Wes Anderson meets „Rain Man“
„Frank“ wurde noch vor dem letzten „X-Men“-Teil gedreht und kam bereits im Mai 2014 in die britischen Kinos. Besser spät als nie. Denn der Film nach einem Drehbuch von Jon Ronson und Peter Straughan („Männer, die auf Ziegen starren“), die sich von Auftritten des britischen Komikers und Musikers Chris Sievey inspirieren ließen, ist ein Erlebnis der speziellen Art, eine wahnsinnige Mischung aus Wes Anderson und „Rain Man“. Jons Hashtag „ThroughTheLookingGlass“ trifft es am Ende sehr gut. Der Jedermann stolpert gemeinsam mit den Zuschauern in eine Parallelwelt, in der völlig andere soziale Normen gelten. Hier kann ein unbestreitbar extrem gestörter, aber auch zutiefst charismatischer Mann zum Anführer aufsteigen, seine Zwangsstörungen werden als totale Hingabe an die Kunst zum neuen Maß aller Dinge.
Der irische Regisseur Lenny Abrahamson („Garage“, „Adam & Paul“) hat mit der Besetzung Fassbenders einen echten Coup gelandet.
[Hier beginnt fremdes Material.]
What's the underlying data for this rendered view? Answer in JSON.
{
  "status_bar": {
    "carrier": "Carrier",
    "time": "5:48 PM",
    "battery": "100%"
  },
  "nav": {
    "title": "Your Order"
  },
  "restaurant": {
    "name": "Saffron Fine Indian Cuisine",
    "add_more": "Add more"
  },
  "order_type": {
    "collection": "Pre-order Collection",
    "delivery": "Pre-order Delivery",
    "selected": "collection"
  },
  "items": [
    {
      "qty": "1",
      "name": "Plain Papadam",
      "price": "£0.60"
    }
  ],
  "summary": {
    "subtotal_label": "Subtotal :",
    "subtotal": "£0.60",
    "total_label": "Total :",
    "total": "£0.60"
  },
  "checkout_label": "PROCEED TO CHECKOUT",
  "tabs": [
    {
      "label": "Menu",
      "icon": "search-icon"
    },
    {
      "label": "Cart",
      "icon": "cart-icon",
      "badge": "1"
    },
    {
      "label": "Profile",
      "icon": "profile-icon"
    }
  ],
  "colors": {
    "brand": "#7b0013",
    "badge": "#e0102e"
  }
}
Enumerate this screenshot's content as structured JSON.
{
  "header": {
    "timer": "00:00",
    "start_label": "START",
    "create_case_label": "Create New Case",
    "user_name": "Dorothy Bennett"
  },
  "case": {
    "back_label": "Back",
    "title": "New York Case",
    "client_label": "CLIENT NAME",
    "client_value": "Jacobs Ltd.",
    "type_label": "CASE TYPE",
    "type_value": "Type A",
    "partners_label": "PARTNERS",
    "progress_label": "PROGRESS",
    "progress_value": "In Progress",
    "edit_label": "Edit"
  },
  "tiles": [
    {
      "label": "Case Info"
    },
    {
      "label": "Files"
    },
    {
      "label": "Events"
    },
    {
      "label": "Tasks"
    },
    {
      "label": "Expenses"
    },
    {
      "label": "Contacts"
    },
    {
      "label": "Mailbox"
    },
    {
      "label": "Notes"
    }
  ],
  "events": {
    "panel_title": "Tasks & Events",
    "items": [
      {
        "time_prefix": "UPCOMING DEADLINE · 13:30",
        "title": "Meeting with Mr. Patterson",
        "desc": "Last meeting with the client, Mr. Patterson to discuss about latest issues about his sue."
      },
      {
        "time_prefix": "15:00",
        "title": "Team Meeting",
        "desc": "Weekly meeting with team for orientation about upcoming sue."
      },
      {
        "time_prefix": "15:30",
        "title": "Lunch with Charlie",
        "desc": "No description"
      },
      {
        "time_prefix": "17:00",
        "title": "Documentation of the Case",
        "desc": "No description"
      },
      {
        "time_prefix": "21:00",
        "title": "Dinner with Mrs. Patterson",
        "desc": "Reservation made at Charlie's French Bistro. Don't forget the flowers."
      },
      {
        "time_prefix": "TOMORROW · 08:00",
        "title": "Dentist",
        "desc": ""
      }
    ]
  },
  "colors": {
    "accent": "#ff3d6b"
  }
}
Im Gegenzug ist leicht nachvollziehbar, was den Schauspieler mit der steilen Hollywoodkarriere an dem winzigen Projekt gereizt hat. In gewisser Weise greift „Frank“ die Themen aus „Shame“ auf, in dem Fassbender einen sexsüchtigen Mann gespielt hatte. Nun wird zwar gerade die Vermeidung völliger Entblößung zum Ziel. Aber auch Frank leidet unter extremen, psychischen Zwängen, denen er sich voll und ganz hingibt und damit so lange scheinbar gut fährt, bis alles um ihn herum zusammenbricht. Am Ende wird doch noch Fassbenders Gesicht entblößt – und fast wünschen wir uns den Pappmaché-Kopf zurück.
„Frank“ kommt am 27. August in die deutschen Kinos.